Behind them, distant, perhaps as much as three miles back, headlights twinkled like insignificant yellow sparks in the night.

“You think that’s funny?” Buddy asked. “You tell a fucking racist joke like that and you think it’s funny? You’re a fucking bigot, you know that?”

Bobby’s mouth dropped open. “But you said—”

“I said I didn’t like Barongg. In general I think spades are as good as white people.”

Buddy considered.

“Well, almost as good.”

“But—”

“You want to watch out or you’ll be walking home,” Buddy snarled. “With a rupture. Then you can write I HATE NIGGERS all over your fuckin truss.”

“Oh,” Bobby said in a small, scared voice. He felt as if he had reached up to turn on a light and had got a whopper of an electric shock. “Sorry.”

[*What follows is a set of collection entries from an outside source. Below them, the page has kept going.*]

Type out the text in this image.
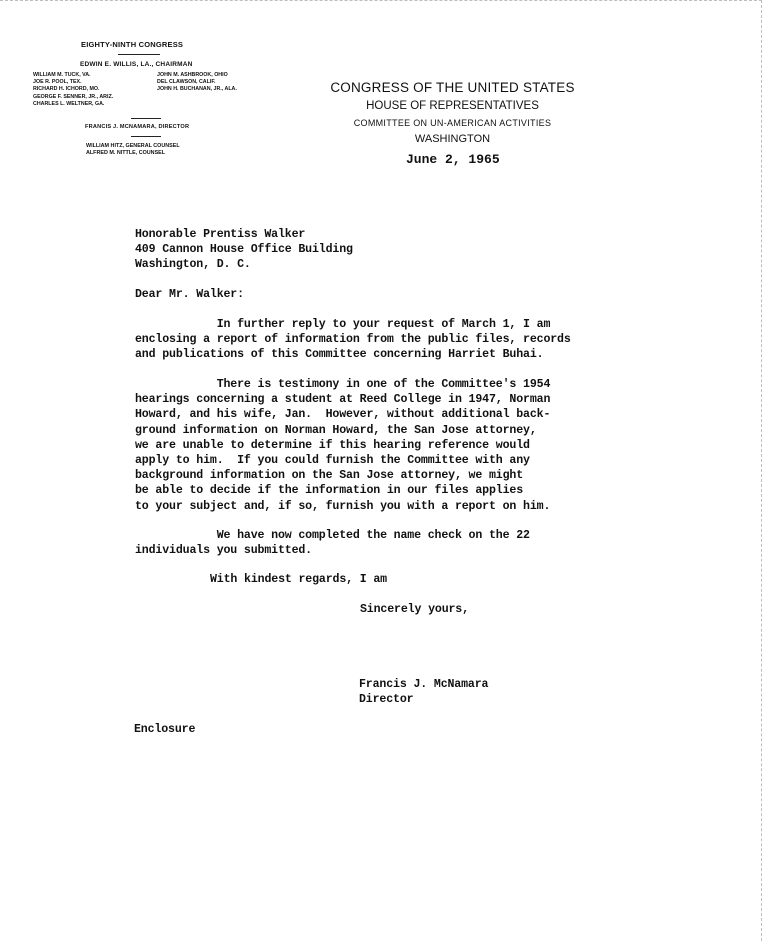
EIGHTY-NINTH CONGRESS
EDWIN E. WILLIS, LA., CHAIRMAN
WILLIAM M. TUCK, VA.
JOE R. POOL, TEX.
RICHARD H. ICHORD, MO.
GEORGE F. SENNER, JR., ARIZ.
CHARLES L. WELTNER, GA.
JOHN M. ASHBROOK, OHIO
DEL CLAWSON, CALIF.
JOHN H. BUCHANAN, JR., ALA.
FRANCIS J. MCNAMARA, DIRECTOR
WILLIAM HITZ, GENERAL COUNSEL
ALFRED M. NITTLE, COUNSEL
CONGRESS OF THE UNITED STATES
HOUSE OF REPRESENTATIVES
COMMITTEE ON UN-AMERICAN ACTIVITIES
WASHINGTON
June 2, 1965
Honorable Prentiss Walker
409 Cannon House Office Building
Washington, D. C.
Dear Mr. Walker:
In further reply to your request of March 1, I am
enclosing a report of information from the public files, records
and publications of this Committee concerning Harriet Buhai.
There is testimony in one of the Committee's 1954
hearings concerning a student at Reed College in 1947, Norman
Howard, and his wife, Jan.  However, without additional back-
ground information on Norman Howard, the San Jose attorney,
we are unable to determine if this hearing reference would
apply to him.  If you could furnish the Committee with any
background information on the San Jose attorney, we might
be able to decide if the information in our files applies
to your subject and, if so, furnish you with a report on him.
We have now completed the name check on the 22
individuals you submitted.
With kindest regards, I am
Sincerely yours,
Francis J. McNamara
Director
Enclosure
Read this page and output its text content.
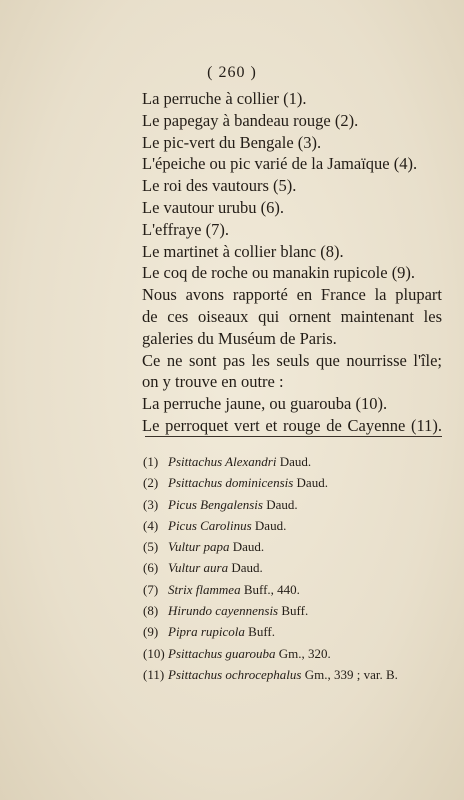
( 260 )
La perruche à collier (1).
Le papegay à bandeau rouge (2).
Le pic-vert du Bengale (3).
L'épeiche ou pic varié de la Jamaïque (4).
Le roi des vautours (5).
Le vautour urubu (6).
L'effraye (7).
Le martinet à collier blanc (8).
Le coq de roche ou manakin rupicole (9).
Nous avons rapporté en France la plupart
de ces oiseaux qui ornent maintenant les
galeries du Muséum de Paris.
Ce ne sont pas les seuls que nourrisse l'île;
on y trouve en outre :
La perruche jaune, ou guarouba (10).
Le perroquet vert et rouge de Cayenne (11).
(1) Psittachus Alexandri Daud.
(2) Psittachus dominicensis Daud.
(3) Picus Bengalensis Daud.
(4) Picus Carolinus Daud.
(5) Vultur papa Daud.
(6) Vultur aura Daud.
(7) Strix flammea Buff., 440.
(8) Hirundo cayennensis Buff.
(9) Pipra rupicola Buff.
(10) Psittachus guarouba Gm., 320.
(11) Psittachus ochrocephalus Gm., 339 ; var. B.
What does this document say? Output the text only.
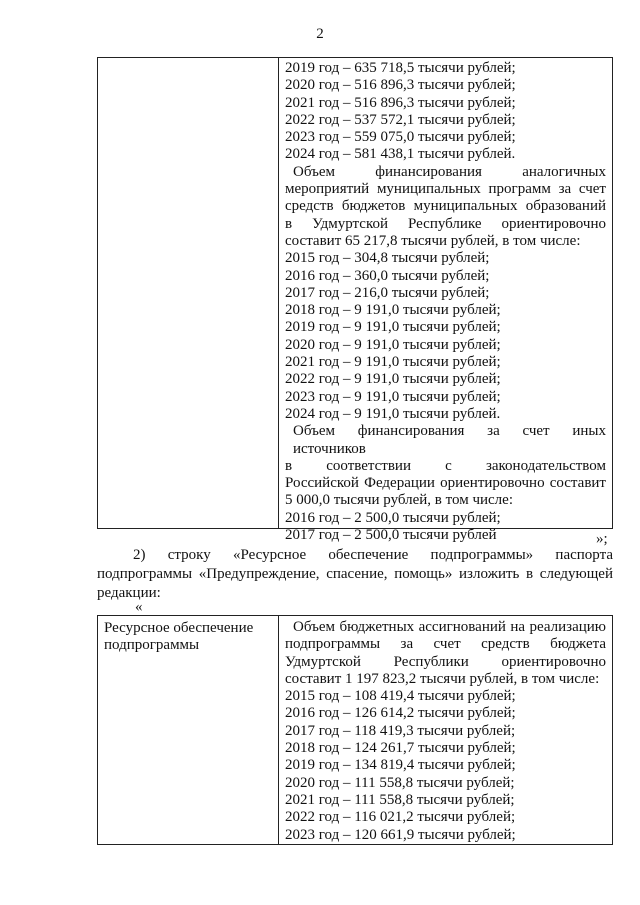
2
2019 год – 635 718,5 тысячи рублей;
2020 год – 516 896,3 тысячи рублей;
2021 год – 516 896,3 тысячи рублей;
2022 год – 537 572,1 тысячи рублей;
2023 год – 559 075,0 тысячи рублей;
2024 год – 581 438,1 тысячи рублей.
Объем финансирования аналогичных
мероприятий муниципальных программ за счет
средств бюджетов муниципальных образований
в Удмуртской Республике ориентировочно
составит 65 217,8 тысячи рублей, в том числе:
2015 год – 304,8 тысячи рублей;
2016 год – 360,0 тысячи рублей;
2017 год – 216,0 тысячи рублей;
2018 год – 9 191,0 тысячи рублей;
2019 год – 9 191,0 тысячи рублей;
2020 год – 9 191,0 тысячи рублей;
2021 год – 9 191,0 тысячи рублей;
2022 год – 9 191,0 тысячи рублей;
2023 год – 9 191,0 тысячи рублей;
2024 год – 9 191,0 тысячи рублей.
Объем финансирования за счет иных источников
в соответствии с законодательством
Российской Федерации ориентировочно составит
5 000,0 тысячи рублей, в том числе:
2016 год – 2 500,0 тысячи рублей;
2017 год – 2 500,0 тысячи рублей	»;
2) строку «Ресурсное обеспечение подпрограммы» паспорта
подпрограммы «Предупреждение, спасение, помощь» изложить в следующей
редакции:
«
Ресурсное обеспечение
подпрограммы
Объем бюджетных ассигнований на реализацию
подпрограммы за счет средств бюджета
Удмуртской Республики ориентировочно
составит 1 197 823,2 тысячи рублей, в том числе:
2015 год – 108 419,4 тысячи рублей;
2016 год – 126 614,2 тысячи рублей;
2017 год – 118 419,3 тысячи рублей;
2018 год – 124 261,7 тысячи рублей;
2019 год – 134 819,4 тысячи рублей;
2020 год – 111 558,8 тысячи рублей;
2021 год – 111 558,8 тысячи рублей;
2022 год – 116 021,2 тысячи рублей;
2023 год – 120 661,9 тысячи рублей;
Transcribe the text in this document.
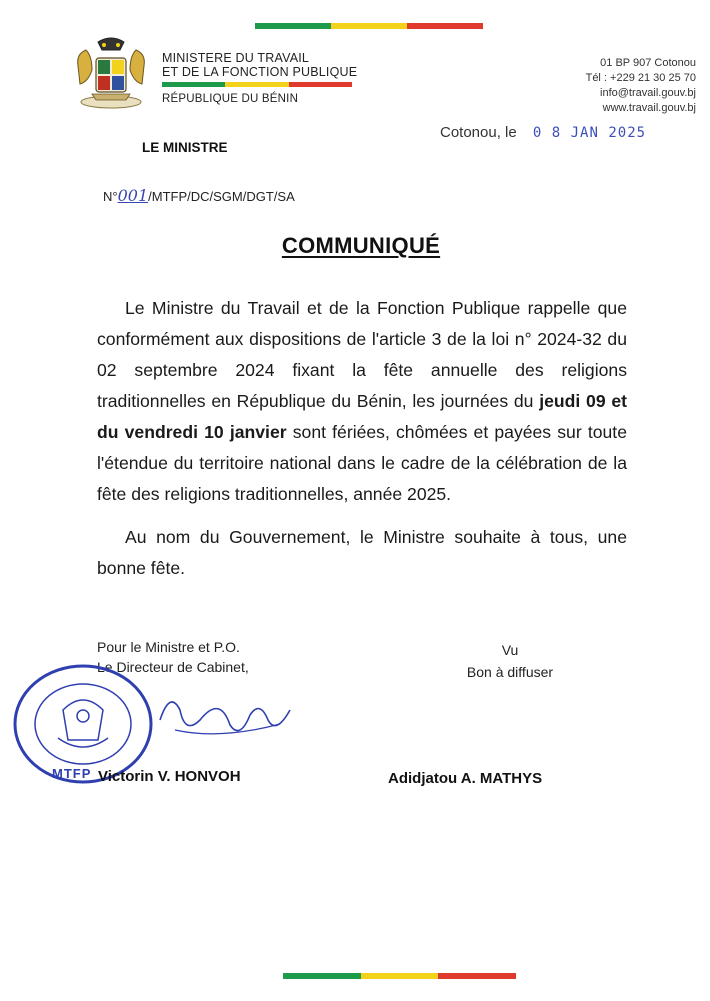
MINISTERE DU TRAVAIL
ET DE LA FONCTION PUBLIQUE
RÉPUBLIQUE DU BÉNIN
01 BP 907 Cotonou
Tél : +229 21 30 25 70
info@travail.gouv.bj
www.travail.gouv.bj
Cotonou, le 0 8 JAN 2025
LE MINISTRE
N°001/MTFP/DC/SGM/DGT/SA
COMMUNIQUÉ

Le Ministre du Travail et de la Fonction Publique rappelle que conformément aux dispositions de l'article 3 de la loi n° 2024-32 du 02 septembre 2024 fixant la fête annuelle des religions traditionnelles en République du Bénin, les journées du jeudi 09 et du vendredi 10 janvier sont fériées, chômées et payées sur toute l'étendue du territoire national dans le cadre de la célébration de la fête des religions traditionnelles, année 2025.

Au nom du Gouvernement, le Ministre souhaite à tous, une bonne fête.

Pour le Ministre et P.O.
Le Directeur de Cabinet,
MTFP Victorin V. HONVOH
Vu
Bon à diffuser
Adidjatou A. MATHYS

“Give me that bottle and shut your head.”

Bobby handed the Driver up front with alacrity. His hand was shaking.

Buddy killed the bottle. They passed a sign which read SQUANTIC HILLS STATE PARK 3 mi. The lake at the centre of the state park was a popular beach area in the summertime, but the park was closed from November to April. The road which wound through the park to Squantic Lake was kept ploughed for periodic National Guard manoeuvres and winter Explorer Scouts camping trips, however, and Buddy had discovered a side entrance which went around the main gate and then joined the park road. Buddy liked to go into the silent, wintry state park and cruise and drink.